Chove, mas nem por isso a Rua da Galeria de Paris se esvazia. Renata Szlachta, brasileira de 26 anos a viver em Amesterdão, gosta do "lado informal" da noite da baixa portuense. "Em Amesterdão não há disto de ficar na rua. É muito frio". É a terceira vez que está no Porto, onde tem vários amigos.

2h50

"Estivemos ali na outra rua a beber shots e a divertir-nos. É muito melhor do que a noite de Oslo", garante Juni Rydel, norueguesa de 25 anos, numa mesa do Plano B, na Rua de Cândido dos Reis. "Adoramos Portugal. Os rapazes são muito bonitos", afirma Juni. "E as raparigas também", acrescenta a amiga Denise Bricen, de 19 anos. Asseguram que vão voltar.
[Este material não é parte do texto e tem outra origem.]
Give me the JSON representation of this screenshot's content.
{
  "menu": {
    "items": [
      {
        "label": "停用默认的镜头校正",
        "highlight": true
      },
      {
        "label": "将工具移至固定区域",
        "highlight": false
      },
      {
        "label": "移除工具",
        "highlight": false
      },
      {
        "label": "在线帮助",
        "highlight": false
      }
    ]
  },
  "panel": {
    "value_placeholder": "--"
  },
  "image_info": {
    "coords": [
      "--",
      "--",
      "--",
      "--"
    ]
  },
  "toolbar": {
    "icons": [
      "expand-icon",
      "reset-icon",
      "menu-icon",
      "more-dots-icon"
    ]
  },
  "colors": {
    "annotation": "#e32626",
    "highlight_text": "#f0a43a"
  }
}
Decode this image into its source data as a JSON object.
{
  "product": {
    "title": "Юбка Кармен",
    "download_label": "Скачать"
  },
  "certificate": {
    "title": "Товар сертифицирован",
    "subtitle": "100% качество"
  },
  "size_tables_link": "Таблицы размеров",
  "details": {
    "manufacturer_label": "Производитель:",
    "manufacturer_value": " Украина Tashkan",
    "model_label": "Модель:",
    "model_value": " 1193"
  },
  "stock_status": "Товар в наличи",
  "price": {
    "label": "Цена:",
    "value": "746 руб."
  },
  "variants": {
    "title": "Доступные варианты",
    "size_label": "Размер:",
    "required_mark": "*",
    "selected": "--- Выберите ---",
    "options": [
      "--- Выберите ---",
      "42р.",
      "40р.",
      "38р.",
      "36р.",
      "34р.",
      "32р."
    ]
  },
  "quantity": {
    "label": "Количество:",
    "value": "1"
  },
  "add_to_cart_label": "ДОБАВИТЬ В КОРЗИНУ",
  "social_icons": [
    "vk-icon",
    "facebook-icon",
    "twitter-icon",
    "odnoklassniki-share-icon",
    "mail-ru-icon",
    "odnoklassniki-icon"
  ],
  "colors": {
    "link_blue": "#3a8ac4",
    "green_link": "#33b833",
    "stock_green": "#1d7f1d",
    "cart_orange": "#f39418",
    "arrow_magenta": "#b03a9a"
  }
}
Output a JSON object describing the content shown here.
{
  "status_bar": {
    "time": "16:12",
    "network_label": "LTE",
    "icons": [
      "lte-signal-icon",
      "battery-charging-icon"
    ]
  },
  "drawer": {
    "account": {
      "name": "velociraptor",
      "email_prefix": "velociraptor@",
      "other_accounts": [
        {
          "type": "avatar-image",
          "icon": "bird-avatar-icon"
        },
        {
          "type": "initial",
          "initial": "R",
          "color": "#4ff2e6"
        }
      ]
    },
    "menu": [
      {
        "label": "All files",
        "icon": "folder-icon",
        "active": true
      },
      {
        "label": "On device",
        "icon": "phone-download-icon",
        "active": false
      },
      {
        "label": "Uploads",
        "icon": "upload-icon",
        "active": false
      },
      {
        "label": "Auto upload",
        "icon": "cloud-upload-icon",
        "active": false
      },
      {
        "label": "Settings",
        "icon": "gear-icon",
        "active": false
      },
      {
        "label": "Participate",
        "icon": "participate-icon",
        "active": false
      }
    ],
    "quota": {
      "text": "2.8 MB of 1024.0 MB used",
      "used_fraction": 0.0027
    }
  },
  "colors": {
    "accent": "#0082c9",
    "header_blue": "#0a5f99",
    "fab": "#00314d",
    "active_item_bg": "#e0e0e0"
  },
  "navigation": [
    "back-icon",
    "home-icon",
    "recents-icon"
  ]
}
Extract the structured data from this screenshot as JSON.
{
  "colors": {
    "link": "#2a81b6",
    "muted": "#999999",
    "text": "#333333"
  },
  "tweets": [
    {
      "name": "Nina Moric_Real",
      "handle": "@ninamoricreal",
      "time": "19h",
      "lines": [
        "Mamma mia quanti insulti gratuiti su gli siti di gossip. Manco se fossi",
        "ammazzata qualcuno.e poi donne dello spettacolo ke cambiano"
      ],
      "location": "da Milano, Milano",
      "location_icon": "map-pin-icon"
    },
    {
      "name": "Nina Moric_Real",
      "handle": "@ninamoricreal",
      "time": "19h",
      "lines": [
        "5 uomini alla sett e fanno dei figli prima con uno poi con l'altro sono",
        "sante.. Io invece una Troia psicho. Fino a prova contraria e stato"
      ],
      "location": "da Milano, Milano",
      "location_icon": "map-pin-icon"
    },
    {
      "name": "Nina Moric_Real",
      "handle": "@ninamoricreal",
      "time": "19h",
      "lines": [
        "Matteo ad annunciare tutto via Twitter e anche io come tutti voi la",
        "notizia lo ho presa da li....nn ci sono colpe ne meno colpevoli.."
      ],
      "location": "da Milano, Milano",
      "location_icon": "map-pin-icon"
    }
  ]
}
Quando o Plano B abriu, em Dezembro de 2006, os bares na Baixa contavam-se pelos dedos de uma mão (ou quase). Nesses tempos de "festas privadas" em que só se entrava com palavras-passe, a clientela do bar era portuense. Depois, tornou-se portuguesa. Hoje, "há noites em que os estrangeiros chegam a ser 30%" do povo do Plano B, diz Filipe Teixeira, um dos responsáveis deste bar, uma das opções da Baixa para acabar a noite a dançar. O Gare, junto à estação ferroviária de São Bento, também só fecha às 6h.

O ano passado foi o mais "concorrido" de sempre no que toca a visitas de estrangeiros e 2014 promete ultrapassá-lo, acredita Filipe.

As estrangeiras Denise e Juni gostam da "mistura" que encontram nas ruas da Baixa portuense à noite. "Posso estar neste bar enquanto estás noutro bar e encontramo-nos na rua", explica Juni. "A vida nocturna é mais intensa." E mais longa: "A esta hora, em Oslo, estaria nas últimas bebidas.